Investigating core panics on the LoPy4

pascalschaefer · December 30, 2019, 11:38am

Continuing the discussion from Testing the custom "dragonfly" builds on Pycom devices:

thanks a lot for the Dragonfly firmware. I have tested LoPy4-1.20.1.r1-0.7.0-vanilla-dragonfly-onewire with our MicroPython code.

As described by you, the file upload in visual studio has worked very good with your package.
Unfortunately our random core panics still occurs.

They are always happening during a Lora socket read/write/ maybe it is also in the nvram_save function. But only if the device is busy adding events and in parallel via Timer.Alarm a threat is started to synchronize the device time using the following Lora Code.

def sendPayload(self, data, updateTime = True):
    try:
        with self.socketLock:
            self.log("> sending", len(data), "bytes:", binascii.hexlify(data))
            responseData = None
            # create a LoRa socket
            s = socket.socket(socket.AF_LORA, socket.SOCK_RAW)
            try:
                # data rate: 5=SF7 (fastest), 4=SF8, 3=SF9 (longest airtime)
                #s.setsockopt(socket.SOL_LORA, socket.SO_DR, 3)

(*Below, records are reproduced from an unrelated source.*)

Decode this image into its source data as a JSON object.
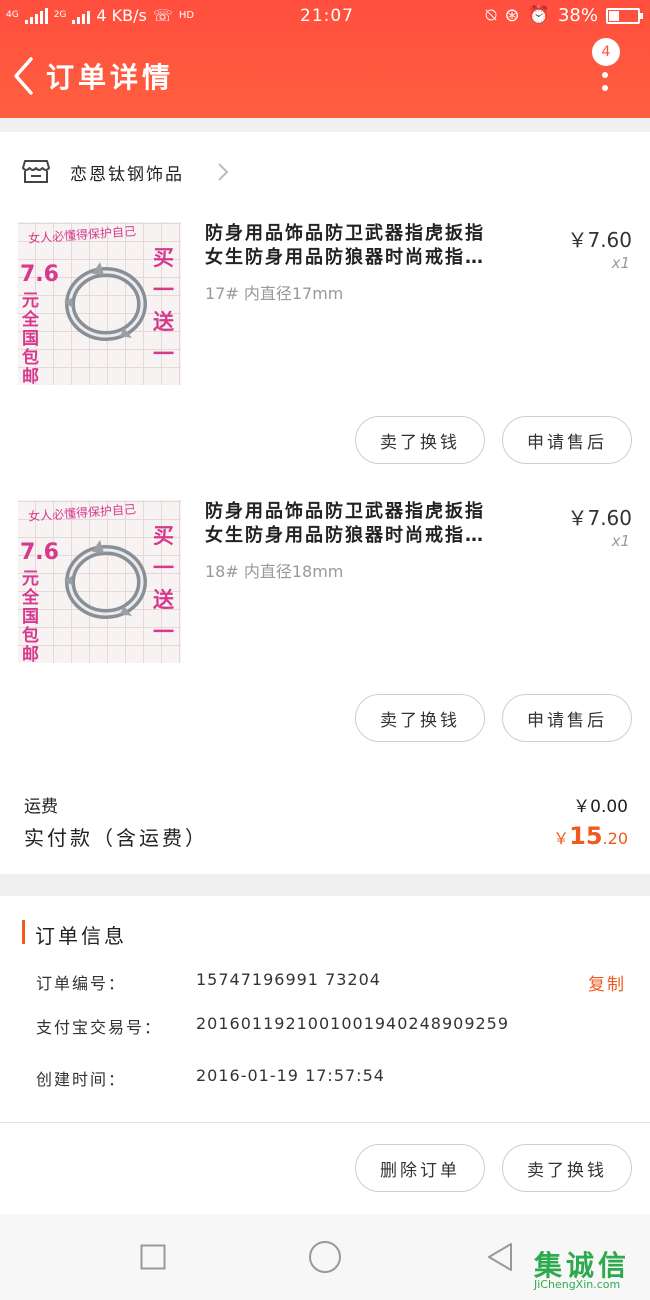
{
  "status_bar": {
    "network": "4G",
    "network2": "2G",
    "speed": "4 KB/s",
    "hd": "HD",
    "time": "21:07",
    "battery": "38%"
  },
  "header": {
    "title": "订单详情",
    "badge_count": "4"
  },
  "shop": {
    "name": "恋恩钛钢饰品"
  },
  "thumbnail": {
    "caption": "女人必懂得保护自己",
    "price": "7.6",
    "free_shipping": "元全国包邮",
    "promo": "买一送一"
  },
  "items": [
    {
      "name_line1": "防身用品饰品防卫武器指虎扳指",
      "name_line2": "女生防身用品防狼器时尚戒指…",
      "spec": "17# 内直径17mm",
      "price": "￥7.60",
      "qty": "x1",
      "btn_sell": "卖了换钱",
      "btn_aftersale": "申请售后"
    },
    {
      "name_line1": "防身用品饰品防卫武器指虎扳指",
      "name_line2": "女生防身用品防狼器时尚戒指…",
      "spec": "18# 内直径18mm",
      "price": "￥7.60",
      "qty": "x1",
      "btn_sell": "卖了换钱",
      "btn_aftersale": "申请售后"
    }
  ],
  "summary": {
    "shipping_label": "运费",
    "shipping_value": "￥0.00",
    "total_label": "实付款（含运费）",
    "total_currency": "￥",
    "total_int": "15",
    "total_dec": ".20"
  },
  "order_info": {
    "title": "订单信息",
    "rows": [
      {
        "key": "订单编号：",
        "value": "15747196991 73204"
      },
      {
        "key": "支付宝交易号：",
        "value": "2016011921001001940248909259"
      },
      {
        "key": "创建时间：",
        "value": "2016-01-19 17:57:54"
      }
    ],
    "copy_label": "复制"
  },
  "bottom_actions": {
    "delete": "删除订单",
    "sell": "卖了换钱"
  },
  "watermark": {
    "mark": "集诚信",
    "url": "JiChengXin.com"
  },
  "colors": {
    "header": "#ff4e3e",
    "accent": "#f15a1f",
    "thumb_text": "#d63a8c",
    "watermark": "#2eaa4e"
  }
}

                # send the data
                s.setblocking(True)
                #bla = 4 / 0
                s.send(data)
                s.setblocking(False)
                # read downlink data
                responseData = s.recv(64)
            except Exception as e:
                self.log("ERROR", "LORA Socket Exception", e)
            s.close()
            if responseData != None:
                responseLen = len(responseData)
                if responseLen > 0:
                    self.log("< received", responseLen, "bytes:", binascii.hexlify(responseData))
                else:
                    self.log("< no downlink")
            # log
            if updateTime == True:
                self.lastUplinkTime = time.time()
            self.log(self.stats())
            time.sleep_ms(10)
            # save frame counters
            self.lora.nvram_save()
            time.sleep_ms(5)
            return responseData
    except Exception as e:
        self.log("ERROR", "Unable to send payload", e.args[0], e)
    return False

Normally during a normal device setup, it takes some days till the core panic occur.
Time gets synchronized each hour, and from time to time a event gets added to the device via badging.

when making automated tests with starting the Time.Alarm each minute and in parallel adding events each minute (writing to a file), it crashes within minutes.

I really don’t know how to go forward with this, because the core panic freezes the devices. If it would restart as desired we could live with it.

Thanks for all your investments

weef · December 30, 2019, 11:29pm

Beim genannten Problem kann ich nicht helfen, daher als workaround:

Ist denn der watchdog aktiviert?

Oder ist der ‘kaputt’, siehe z.B. hier:

Andreas · January 1, 2020, 10:11pm

Dear Pascal,

thanks for writing in and welcome to our little community.

Thank you for the detailed description of the conditions within you are observing the core panic.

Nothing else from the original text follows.